Cairo: An Egyptian court on Monday sentenced former agriculture minister Salah Hilal 10 years in prison and ordered him to pay a fine of one million Egyptian pounds (about Dh409,000) in a graft case, the biggest of its kind uncovered in the country under President Abdul Fattah Al Sissi, judicial sources said.

The Cairo Criminal Court handed down the same jail term to Mohi Al Deen Qaddah, Hilal’s top aide, and fined him 500,000 Egyptian pounds the sources added.

Two businessmen, identified as Ayman Al Jamil and Mohammad Fouda, were exonerated in the same case because they confessed, the official said.

The rulings can be appealed.

The case pertains to the soliciting and offering of bribes to acquire state-owned land at a value lower than its market value.

Hilal had been detained in September after being told to step aside during a corruption scandal that prompted the entire government to resign a few days later.

Hilal, 59, an agronomy graduate, rose through the ranks at the agriculture ministry to become minister in March 2015.

Hilal and Qaddah had been charged with having “requested and received” bribes from businessman Ayman Al Jamil – via an intermediary – to legalise the purchase of a property bought from the state.

The scandal prompted the resignation of prime minister Ebrahim Mahlab’s government, with Esmail Sharif replacing him.

Anti-graft watchdog Transparency International ranked Egypt 94th out of 175 nations on its corruption index in 2014. The group says that it has been challenging to assess whether the level of graft has increased or declined because of the rapidly changing context since Egypt’s 2011 revolution.

Last July, a court sentenced a former premier under ousted president Hosni Mubarak to five years in jail for corruption and fined him millions of dollars.

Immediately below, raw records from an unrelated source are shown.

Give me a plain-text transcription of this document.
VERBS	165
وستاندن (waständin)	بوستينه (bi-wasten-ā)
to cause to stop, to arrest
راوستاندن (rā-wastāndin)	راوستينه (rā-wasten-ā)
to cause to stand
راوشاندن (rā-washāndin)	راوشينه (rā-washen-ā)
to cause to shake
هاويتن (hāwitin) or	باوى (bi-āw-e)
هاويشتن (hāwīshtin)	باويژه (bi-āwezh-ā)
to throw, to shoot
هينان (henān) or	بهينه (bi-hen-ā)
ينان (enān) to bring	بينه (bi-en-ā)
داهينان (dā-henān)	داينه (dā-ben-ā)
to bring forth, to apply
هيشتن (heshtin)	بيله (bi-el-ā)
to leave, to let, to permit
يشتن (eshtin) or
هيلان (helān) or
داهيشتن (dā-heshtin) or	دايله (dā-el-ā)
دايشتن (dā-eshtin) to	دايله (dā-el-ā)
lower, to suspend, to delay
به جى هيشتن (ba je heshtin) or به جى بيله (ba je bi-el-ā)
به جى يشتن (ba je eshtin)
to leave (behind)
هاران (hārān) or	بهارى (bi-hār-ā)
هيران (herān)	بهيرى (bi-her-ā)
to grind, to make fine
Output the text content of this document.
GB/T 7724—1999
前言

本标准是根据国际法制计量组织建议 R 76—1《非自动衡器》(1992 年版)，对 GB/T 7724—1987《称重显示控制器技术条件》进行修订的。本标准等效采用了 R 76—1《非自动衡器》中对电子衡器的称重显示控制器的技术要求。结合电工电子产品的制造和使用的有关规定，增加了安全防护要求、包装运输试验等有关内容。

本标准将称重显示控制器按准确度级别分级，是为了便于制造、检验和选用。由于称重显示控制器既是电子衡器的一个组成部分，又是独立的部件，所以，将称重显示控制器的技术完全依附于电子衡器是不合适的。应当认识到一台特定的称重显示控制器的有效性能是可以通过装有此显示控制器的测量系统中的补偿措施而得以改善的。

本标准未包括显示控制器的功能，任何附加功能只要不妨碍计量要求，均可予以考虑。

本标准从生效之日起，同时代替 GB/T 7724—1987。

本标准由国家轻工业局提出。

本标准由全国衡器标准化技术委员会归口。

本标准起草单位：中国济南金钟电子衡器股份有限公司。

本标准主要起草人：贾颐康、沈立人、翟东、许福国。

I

Ahmad Nazif, whom Mubarak sidelined to appease protesters during the revolution that ended his rule, was convicted in a retrial of having used his position to make a fortune of $8.2 million (Dh30.11 million).

The court also fined him $6.8 million.

Nazif had been accused of corrupt property deals and receiving illegal payments.

Since taking office in 2014, Al Sissi has vowed a crackdown on corruption as part of his efforts to regain public trust in state institutions and revitalise an economy battered by years of unrest.